R3 Makes Code for Financial Agreements Platform Open Source

The bank consortium R3 CEV has released its Corda platform as open source to encourage innovation and interoperability in the industry's development of blockchain technology.

The distributed ledger platform, built by R3 and its large bank members, is designed to record and manage financial agreements between regulated financial institutions and restrict access to sensitive data within such agreements to those who need to validate it. By making it open source, outside developers will be able to test the platform, contribute to the code and build applications on top of it.

Blockchains provide more value to financial services when they're "able to integrate and work seamlessly with each other," David Rutter, R3's CEO, said in a Wednesday news release. "The applications being built therefore need to be based on common, open, interoperable platforms – much like the common protocols on which the internet operates today."
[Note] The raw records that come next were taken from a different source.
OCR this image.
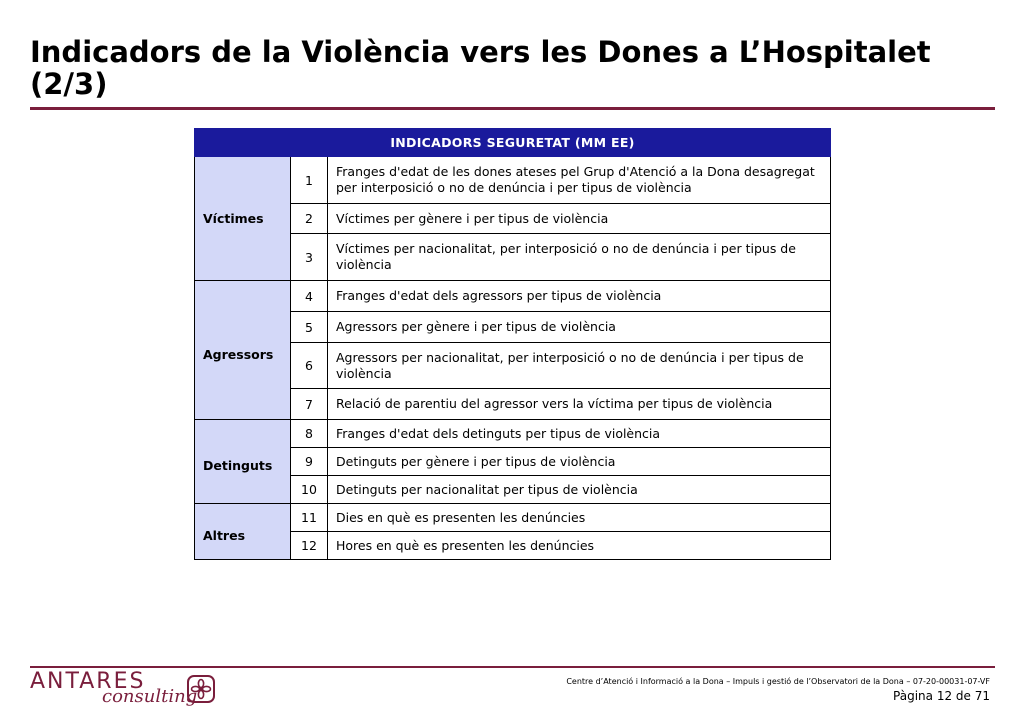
Indicadors de la Violència vers les Dones a L’Hospitalet (2/3)
INDICADORS SEGURETAT (MM EE)		
Víctimes	1	Franges d'edat de les dones ateses pel Grup d'Atenció a la Dona desagregat per interposició o no de denúncia i per tipus de violència
	2	Víctimes per gènere i per tipus de violència
	3	Víctimes per nacionalitat, per interposició o no de denúncia i per tipus de violència
Agressors	4	Franges d'edat dels agressors per tipus de violència
	5	Agressors per gènere i per tipus de violència
	6	Agressors per nacionalitat, per interposició o no de denúncia i per tipus de violència
	7	Relació de parentiu del agressor vers la víctima per tipus de violència
Detinguts	8	Franges d'edat dels detinguts per tipus de violència
	9	Detinguts per gènere i per tipus de violència
	10	Detinguts per nacionalitat per tipus de violència
Altres	11	Dies en què es presenten les denúncies
	12	Hores en què es presenten les denúncies
ANTARES
consulting
Centre d’Atenció i Informació a la Dona – Impuls i gestió de l’Observatori de la Dona – 07-20-00031-07-VF
Pàgina 12 de 71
The move is also an invitation for the developer community to "critique, collaborate and contribute," chief technology officer Richard Gendal Brown said in a blog post about the code release. R3 debated the right time to release Corda's code as open source and opted to do so early, he said, instead of waiting until the code had been perfected and every bug had been patched. That means finding "gaps, issues and problems" with the code is expected, but R3 welcomes feedback and fix submissions, Brown said.

The R3 code was contributed to the Hyperledger project, an initiative with the Linux Foundation to advance blockchain technology for recording and verifying transactions across multiple industries. Hyperledger's technology is built for more general purposes, where all details of a trade are shared with all members of the network. As of Wednesday developers can access the Corda codebase, sample applications and a tutorial to help begin writing their own "CorDapps."

Corda's release, which the firm announced in October for a Nov. 30 release, comes on the heels of revelations last week that founding members Goldman Sachs, Banco Santander and Morgan Stanley would not renew their memberships in the consortium.

The blockchain startup Chain also began open-sourcing its platform, Chain Protocol, recently; and Digital Asset Holdings plans to open-source DAML (Digital Asset Modeling Language), its smart-contract-like modeling language for financial applications, and supporting tools, though it has not indicated when.